マンらしさがないわけではない。銃撃戦は相変わらず素晴らしい。中盤の銃撃戦は、コンテナに弾が当たる鈍い音や地下道で銃の音が響くのとか、マンならではのこだわりを感じる。また、敵が自動小銃をフルオートで撃ってくるのに対し、FBIの捜査官はガバメントで1発1発正確に仕留めていくという対比も良い。画面作りも誰が監督したのを知らないでその映像を観ても、マイケルマンが撮ったのが分かる。

だが、この映画は『ヒート』でのプロフェッショナル同士の奇妙な絆もなければ、『コラテラル』のようなリアリズムでありながら、寓話的な話へと展開したりもしない。残っているのは、銃撃戦と撮影スタイルという上辺だけのものと、『マイアミ・バイス』や『パブリック・エネミーズ』と最近のマイケル・マンが強調して描いている、男と女のラヴロマンスだけである。これがまた退屈なうえに、電車の中のカップルのイチャイチャを見させられているような胸糞悪さで、思い出すだけでイライラする。

別にラブストーリーを描くことがいけないわけじゃない。『マイアミバイス』だったら潜入捜査官が麻薬組織のボスの女と恋に落ちるというサスペンスになっていたし、『パブリック・エネミーズ』だったらそれが物語の主軸になっていた。しかし、本作の場合は、サイバー犯罪組織を追いかけるという本筋の話と全然絡まないうえに、唐突な感じで二人がくっ付き、そしてイチャイチャだけで1時間くらい割かれる。なので、話のテンポもものすごく鈍重。

っかそもそも劇中、敵の犯罪組織は主人公たちが追っているのを早い段階で知る。その場合、FBIの捜査の手が及ぶ前に、すぐさま次の犯罪を実行するが普通だ。

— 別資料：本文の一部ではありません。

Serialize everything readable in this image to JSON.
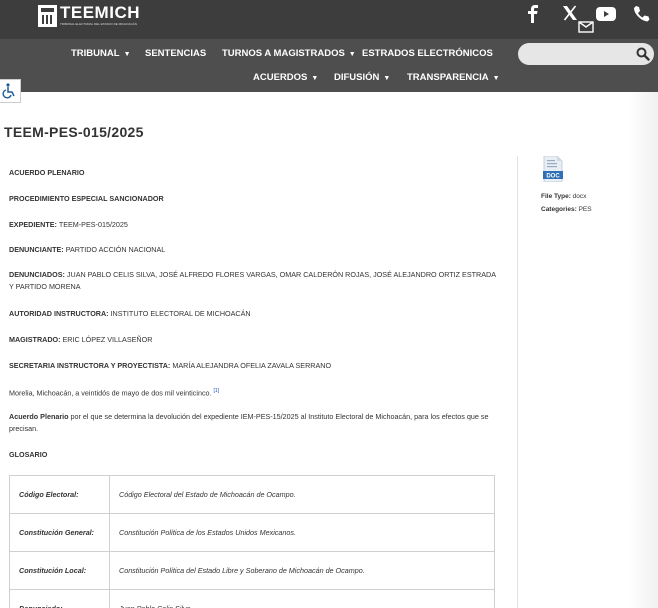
{
  "header": {
    "logo_text": "TEEMICH",
    "logo_subtext": "TRIBUNAL ELECTORAL DEL ESTADO DE MICHOACÁN",
    "social_icons": [
      "facebook-icon",
      "x-icon",
      "youtube-icon",
      "phone-icon",
      "mail-icon"
    ]
  },
  "nav": {
    "row1": [
      {
        "label": "TRIBUNAL",
        "dropdown": true
      },
      {
        "label": "SENTENCIAS",
        "dropdown": false
      },
      {
        "label": "TURNOS A MAGISTRADOS",
        "dropdown": true
      },
      {
        "label": "ESTRADOS ELECTRÓNICOS",
        "dropdown": false
      }
    ],
    "row2": [
      {
        "label": "ACUERDOS",
        "dropdown": true
      },
      {
        "label": "DIFUSIÓN",
        "dropdown": true
      },
      {
        "label": "TRANSPARENCIA",
        "dropdown": true
      }
    ],
    "search_placeholder": ""
  },
  "page": {
    "title": "TEEM-PES-015/2025"
  },
  "content": {
    "p1": "ACUERDO PLENARIO",
    "p2": "PROCEDIMIENTO ESPECIAL SANCIONADOR",
    "expediente_label": "EXPEDIENTE:",
    "expediente_value": "TEEM-PES-015/2025",
    "denunciante_label": "DENUNCIANTE:",
    "denunciante_value": "PARTIDO ACCIÓN NACIONAL",
    "denunciados_label": "DENUNCIADOS:",
    "denunciados_value": "JUAN PABLO CELIS SILVA, JOSÉ ALFREDO FLORES VARGAS, OMAR CALDERÓN ROJAS, JOSÉ ALEJANDRO ORTIZ ESTRADA Y PARTIDO MORENA",
    "autoridad_label": "AUTORIDAD INSTRUCTORA:",
    "autoridad_value": "INSTITUTO ELECTORAL DE MICHOACÁN",
    "magistrado_label": "MAGISTRADO:",
    "magistrado_value": "ERIC LÓPEZ VILLASEÑOR",
    "secretaria_label": "SECRETARIA INSTRUCTORA Y PROYECTISTA:",
    "secretaria_value": "MARÍA ALEJANDRA OFELIA ZAVALA SERRANO",
    "fecha": "Morelia, Michoacán, a veintidós de mayo de dos mil veinticinco.",
    "fecha_footnote": "[1]",
    "acuerdo_label": "Acuerdo Plenario",
    "acuerdo_text": "por el que se determina la devolución del expediente IEM-PES-15/2025 al Instituto Electoral de Michoacán, para los efectos que se precisan.",
    "glosario_heading": "GLOSARIO"
  },
  "glossary": [
    {
      "term": "Código Electoral:",
      "definition": "Código Electoral del Estado de Michoacán de Ocampo."
    },
    {
      "term": "Constitución General:",
      "definition": "Constitución Política de los Estados Unidos Mexicanos."
    },
    {
      "term": "Constitución Local:",
      "definition": "Constitución Política del Estado Libre y Soberano de Michoacán de Ocampo."
    },
    {
      "term": "Denunciado:",
      "definition": "Juan Pablo Celis Silva."
    }
  ],
  "sidebar": {
    "doc_icon_label": "DOC",
    "file_type_label": "File Type:",
    "file_type_value": "docx",
    "categories_label": "Categories:",
    "categories_value": "PES"
  },
  "colors": {
    "header_bg": "#3d3d3d",
    "nav_bg": "#4e4e4e",
    "doc_blue": "#2f6fb5"
  }
}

だが、前述のようにイチャイチャに時間を掛けているので、「主人公たちのために待ってくれてるのか?」と思うくらい、犯罪組織の行動は異常に遅い。それによって、敵の実働部隊のリーダーは主人公たちに居場所を突き止められ、組織の真の狙いまでバレてしまう。国際的な犯罪をやってるわりに、なんかマヌケな奴らだなと思えてくる。

中国資本で映画を作ったからか、舞台が香港とマカオなのだが、あまりロケーションが活きていない印象。ジョニー・トーだったらもっとうまく撮っていたかも。

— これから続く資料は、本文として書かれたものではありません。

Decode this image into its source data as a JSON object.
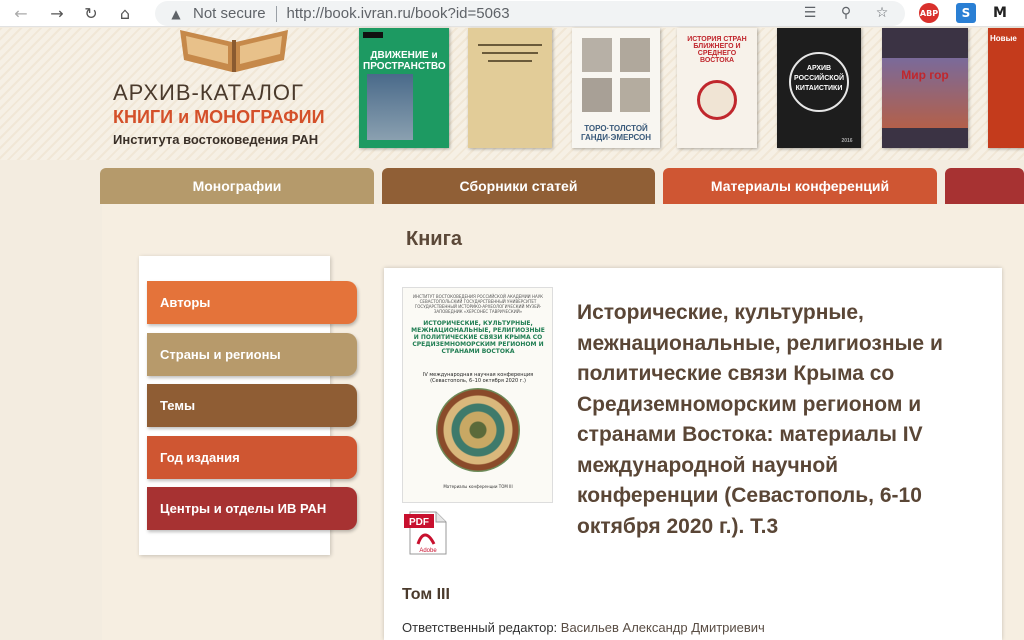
{
  "browser": {
    "not_secure": "Not secure",
    "url": "http://book.ivran.ru/book?id=5063",
    "ext_abp": "ABP",
    "ext_s": "S",
    "ext_m": "M"
  },
  "header": {
    "logo_title": "АРХИВ-КАТАЛОГ",
    "logo_sub1": "КНИГИ и МОНОГРАФИИ",
    "logo_sub2": "Института востоковедения РАН",
    "covers": [
      {
        "text": "ДВИЖЕНИЕ и ПРОСТРАНСТВО"
      },
      {
        "text": ""
      },
      {
        "text": "ТОРО·ТОЛСТОЙ ГАНДИ·ЭМЕРСОН"
      },
      {
        "text": "ИСТОРИЯ СТРАН БЛИЖНЕГО И СРЕДНЕГО ВОСТОКА"
      },
      {
        "text": "АРХИВ РОССИЙСКОЙ КИТАИСТИКИ",
        "year": "2016"
      },
      {
        "text": "Мир гор"
      },
      {
        "text": "Новые"
      }
    ]
  },
  "tabs": [
    {
      "label": "Монографии"
    },
    {
      "label": "Сборники статей"
    },
    {
      "label": "Материалы конференций"
    }
  ],
  "page": {
    "title": "Книга"
  },
  "sidebar": {
    "items": [
      {
        "label": "Авторы"
      },
      {
        "label": "Страны и регионы"
      },
      {
        "label": "Темы"
      },
      {
        "label": "Год издания"
      },
      {
        "label": "Центры и отделы ИВ РАН"
      }
    ]
  },
  "book": {
    "cover_header": "ИНСТИТУТ ВОСТОКОВЕДЕНИЯ РОССИЙСКОЙ АКАДЕМИИ НАУК СЕВАСТОПОЛЬСКИЙ ГОСУДАРСТВЕННЫЙ УНИВЕРСИТЕТ ГОСУДАРСТВЕННЫЙ ИСТОРИКО-АРХЕОЛОГИЧЕСКИЙ МУЗЕЙ-ЗАПОВЕДНИК «ХЕРСОНЕС ТАВРИЧЕСКИЙ»",
    "cover_title": "ИСТОРИЧЕСКИЕ, КУЛЬТУРНЫЕ, МЕЖНАЦИОНАЛЬНЫЕ, РЕЛИГИОЗНЫЕ И ПОЛИТИЧЕСКИЕ СВЯЗИ КРЫМА СО СРЕДИЗЕМНОМОРСКИМ РЕГИОНОМ И СТРАНАМИ ВОСТОКА",
    "cover_sub": "IV международная научная конференция (Севастополь, 6–10 октября 2020 г.)",
    "cover_foot": "Материалы конференции ТОМ III",
    "pdf_label": "PDF",
    "pdf_brand": "Adobe",
    "title": "Исторические, культурные, межнациональные, религиозные и политические связи Крыма со Средиземноморским регионом и странами Востока: материалы IV международной научной конференции (Севастополь, 6-10 октября 2020 г.). Т.3",
    "volume": "Том III",
    "editor_label": "Ответственный редактор:",
    "editor_name": "Васильев Александр Дмитриевич"
  }
}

ラストの主人公が敵と戦うところに至っては、東映のやくざ映画のような防護の仕方と武器の隠し方に「ちょっと、待ってよ!」と失笑(荒唐無稽なくせに妙にディテールがリアルなのも含めて)。「オッ、粋だね」とも思わなかった。

結論としては、北米で記録的な大コケしたのも納得な愚作である。しかし、マイケル・マンがこんなことで終わるはずがないと信じている。なので、是非とも彼には原点に戻って、『ザ・クラッカー』や『メイド・イン・L.A.』のような作品を撮ってほしい。